Living Benefits also known as “Accelerated Benefits” are life insurance policy proceeds paid to the policyholder before he or she dies. The benefits may be provided in the policies themselves, but more often they are added by riders or attachments to new or existing policies.
How Do They Work?
The accelerated benefits option or rider in a life insurance policy provides that all or a portion of the policy’s proceeds will be paid to the insured upon the occurrence of specified events. These include such things as the diagnosis of a terminal illness, the need for long-term care or the onset of a medically incapacitating condition such as a heart attack, stroke or cancer treatment. The life insurance company will deduct the accelerated benefits payment from the death benefit it ultimately pays to the beneficiary.
What Kinds Of Policies Have Accelerated Benefits?
These options are usually added to universal life insurance policies or other permanent life insurance policies. Some insurers are beginning to offer them with term life insurance policies as well. Accelerated benefit options are usually offered when you purchase a new life insurance policy, but some insurers will also add them to existing policies.
How Many Insurance Companies Offer Accelerated Benefits?
Currently, more than 150 companies offer some type of accelerated benefits. Only a few, however, are currently providing the full range of living benefits for critical illness, chronic illness and terminal illness. More than 3 million Americans are now protected by accelerated benefits.
Under What Circumstances Could A Policyholder Collect These Early Payments?
The situations vary, but they usually fall into one or more of these categories:
- Terminal illness, with death expected within a specified period, usually six months to one year.

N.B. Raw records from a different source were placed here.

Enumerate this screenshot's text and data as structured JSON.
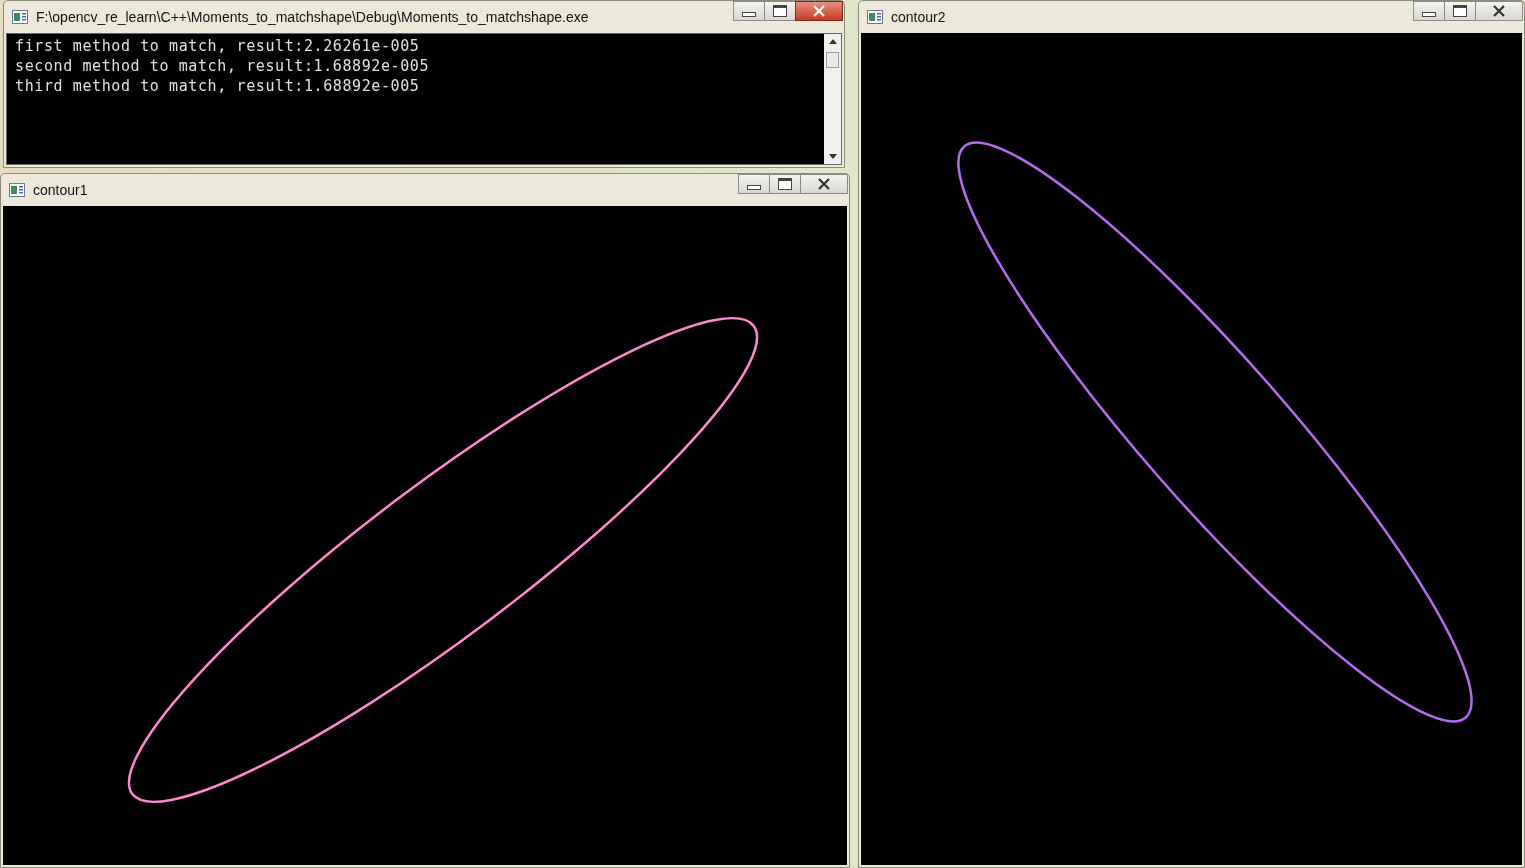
{
  "windows": [
    {
      "kind": "console",
      "title": "F:\\opencv_re_learn\\C++\\Moments_to_matchshape\\Debug\\Moments_to_matchshape.exe",
      "active": true,
      "lines": [
        "first method to match, result:2.26261e-005",
        "second method to match, result:1.68892e-005",
        "third method to match, result:1.68892e-005"
      ]
    },
    {
      "kind": "image",
      "title": "contour1",
      "active": false,
      "color": "#ff88cc"
    },
    {
      "kind": "image",
      "title": "contour2",
      "active": false,
      "color": "#b36cf0"
    }
  ]
}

- The occurrence of a specified serious illness such as heart attack, major stroke, certain types of cancer, kidney or liver failure.
- The need for long-term care due to an inability to perform a number of “activities of daily living,” such as bathing, dressing, eating etc.
- Permanent nursing home confinement.
How Much Of The Face Value Of A Policy Can Be Collected Early, And How Is It Paid?
Companies offer anywhere from 25 to 100 percent of the death benefit as early payment. The amount varies according to the type of policy and company. Sometimes, payments are made in monthly installments, at other times in a lump sum. Most policies allow the policyholder to choose the method of payment. Each policy or rider specifies the method available.
What Should One Be Aware Of When Considering Such A Life Insurance Policy Or Rider?
There are several important considerations, including these:
- People usually buy life insurance to protect spouses and children in the event of their death. A policyholder must consider how electing accelerated benefits will affect his or her survivors, For instance, if the death benefit is used up entirely when an accelerated benefit is paid, there would be nothing left to be paid to the beneficiary.
- Accelerated benefits are one choice to be considered when providing for the expenses of long-term care or a catastrophic illness. But, they are not a form of health insurance, nor are they intended to replace the need for comprehensive health or long-term care insurance.
- The Internal Revenue Service is clarifying the tax status of accelerated benefits. You should direct any specific questions you have about taxes to your accountant or other tax adviser.
- Collecting accelerated benefits may affect eligibility for Medicaid. The Health Care Financing Administration of the U.S. Department of Health and Human Services has stated that policy holders cannot be forced to request or collect accelerated benefits before qualifying for Medicaid benefits. But once accelerated benefits are elected, those funds could be considered income that might affect eligibility for Medicaid.